One consultant thought both physicians were responsible for scheduling follow-up appointments before the patient’s discharge. This consultant also believed the patient should have been put on anthelmintics while waiting for serology results.
This case was settled on behalf of Family Physician A and the internal medicine physician.
Risk management considerations
Failure to follow up and failure to communicate were significant issues in this case. It was the responsibility of Family Physician A to ensure lab results were reviewed and followed. However, the patient was discharged early before all the laboratory test results were received.
The infection cysticercosis was probably still active when the patient was discharged, as it was diagnosed and treated later at another hospital.
In addition, the infectious disease physician did not order a cysticercosis IgM antibody on the LP (spinal tap) fluid, which may have shown the infection was acute and needed antiparasitic treatment. This lack of action may have led to the delay in diagnosis and treatment.

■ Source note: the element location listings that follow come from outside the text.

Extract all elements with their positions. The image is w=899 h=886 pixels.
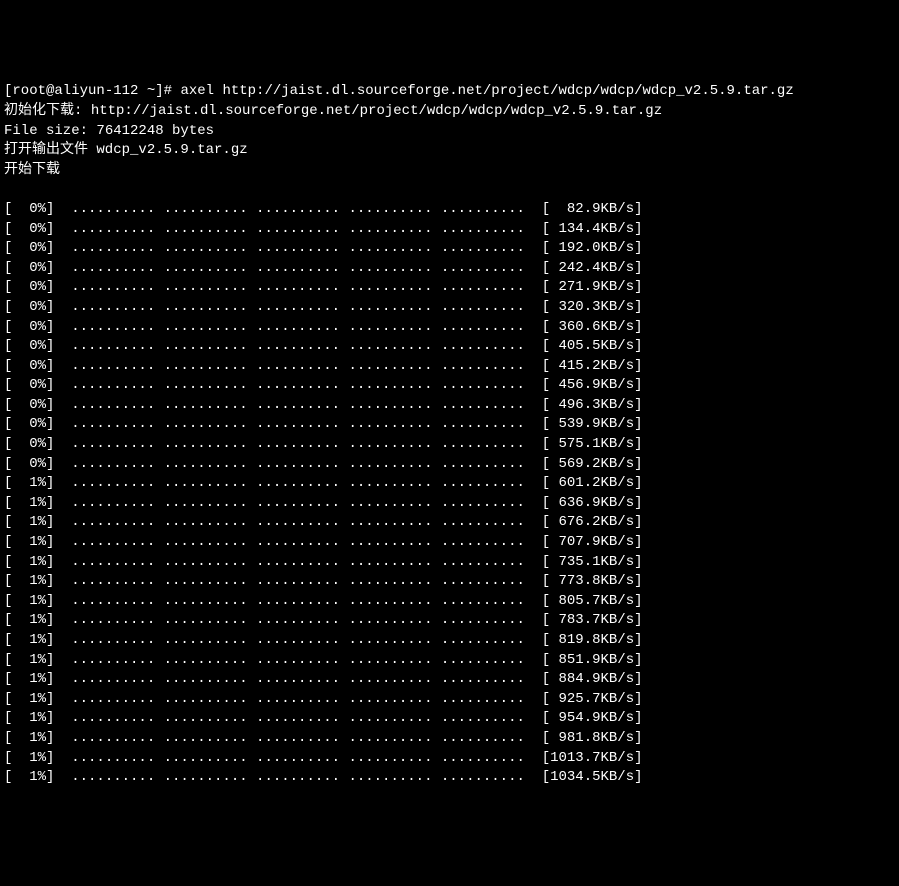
terminal-output: [root@aliyun-112 ~]# axel http://jaist.d… bbox=[4, 82, 895, 787]
filesize-label: File size: bbox=[4, 123, 96, 139]
progress-list: [ 0%] .......... .......... .......... .… bbox=[4, 200, 895, 788]
progress-row: [ 0%] .......... .......... .......... .… bbox=[4, 200, 895, 220]
progress-row: [ 1%] .......... .......... .......... .… bbox=[4, 494, 895, 514]
progress-row: [ 0%] .......... .......... .......... .… bbox=[4, 298, 895, 318]
progress-row: [ 0%] .......... .......... .......... .… bbox=[4, 357, 895, 377]
progress-row: [ 1%] .......... .......... .......... .… bbox=[4, 572, 895, 592]
progress-row: [ 1%] .......... .......... .......... .… bbox=[4, 690, 895, 710]
progress-row: [ 1%] .......... .......... .......... .… bbox=[4, 592, 895, 612]
init-label: 初始化下载: bbox=[4, 103, 91, 119]
progress-row: [ 0%] .......... .......... .......... .… bbox=[4, 220, 895, 240]
progress-row: [ 0%] .......... .......... .......... .… bbox=[4, 415, 895, 435]
progress-row: [ 1%] .......... .......... .......... .… bbox=[4, 513, 895, 533]
progress-row: [ 1%] .......... .......... .......... .… bbox=[4, 709, 895, 729]
progress-row: [ 0%] .......... .......... .......... .… bbox=[4, 396, 895, 416]
filesize-value: 76412248 bytes bbox=[96, 123, 214, 139]
start-download-line: 开始下载 bbox=[4, 161, 895, 181]
output-file-line: 打开输出文件 wdcp_v2.5.9.tar.gz bbox=[4, 141, 895, 161]
shell-command[interactable]: axel http://jaist.dl.sourceforge.net/pro… bbox=[180, 83, 793, 99]
command-line: [root@aliyun-112 ~]# axel http://jaist.d… bbox=[4, 82, 895, 102]
open-output-label: 打开输出文件 bbox=[4, 142, 96, 158]
progress-row: [ 1%] .......... .......... .......... .… bbox=[4, 553, 895, 573]
progress-row: [ 1%] .......... .......... .......... .… bbox=[4, 768, 895, 788]
progress-row: [ 0%] .......... .......... .......... .… bbox=[4, 259, 895, 279]
progress-row: [ 0%] .......... .......... .......... .… bbox=[4, 278, 895, 298]
progress-row: [ 0%] .......... .......... .......... .… bbox=[4, 318, 895, 338]
progress-row: [ 1%] .......... .......... .......... .… bbox=[4, 631, 895, 651]
progress-row: [ 0%] .......... .......... .......... .… bbox=[4, 435, 895, 455]
progress-row: [ 1%] .......... .......... .......... .… bbox=[4, 670, 895, 690]
output-filename: wdcp_v2.5.9.tar.gz bbox=[96, 142, 247, 158]
progress-row: [ 1%] .......... .......... .......... .… bbox=[4, 533, 895, 553]
progress-row: [ 1%] .......... .......... .......... .… bbox=[4, 611, 895, 631]
progress-row: [ 0%] .......... .......... .......... .… bbox=[4, 455, 895, 475]
progress-row: [ 1%] .......... .......... .......... .… bbox=[4, 651, 895, 671]
init-url: http://jaist.dl.sourceforge.net/project/… bbox=[91, 103, 662, 119]
progress-row: [ 1%] .......... .......... .......... .… bbox=[4, 474, 895, 494]
progress-row: [ 0%] .......... .......... .......... .… bbox=[4, 337, 895, 357]
progress-row: [ 1%] .......... .......... .......... .… bbox=[4, 749, 895, 769]
filesize-line: File size: 76412248 bytes bbox=[4, 122, 895, 142]
blank-line bbox=[4, 180, 895, 200]
init-line: 初始化下载: http://jaist.dl.sourceforge.net/p… bbox=[4, 102, 895, 122]
shell-prompt: [root@aliyun-112 ~]# bbox=[4, 83, 180, 99]
progress-row: [ 0%] .......... .......... .......... .… bbox=[4, 239, 895, 259]
progress-row: [ 1%] .......... .......... .......... .… bbox=[4, 729, 895, 749]
progress-row: [ 0%] .......... .......... .......... .… bbox=[4, 376, 895, 396]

Family Physician A dictated on his discharge summary that he would touch base with the infectious disease physician regarding the test results, but it is not clear if he did. In addition, Family Physician A did not notify the patient of his lab results.
The use of a formal tracking and notification system could have helped to ensure ordered tests and labs were followed up on. If lab results are not reported in a timely manner and a definitive diagnosis is not established, it is not recommended a patient be discharged until the results can be obtained and evaluated. That way, timely treatment can be initiated if necessary.
If Family Physician A had waited to discharge the patient until after the lab results were obtained, there may not have been a delay in diagnosis of the patient’s cysticercosis and treatment could have begun during the first hospitalization.
When a patient is discharged early it is the physician’s responsibility to ensure outstanding labs, tests, referrals, etc. are followed up on. By implementing a standard follow up system for tests, labs, and referrals, physicians can ensure nothing “slips through the cracks” and treatment is initiated in a timely manner.
This case was also complicated by multiple care providers and a non-compliant patient. For optimal patient outcomes, it is important to carefully and comprehensively communicate, evaluate, monitor, and follow up on a patient’s condition.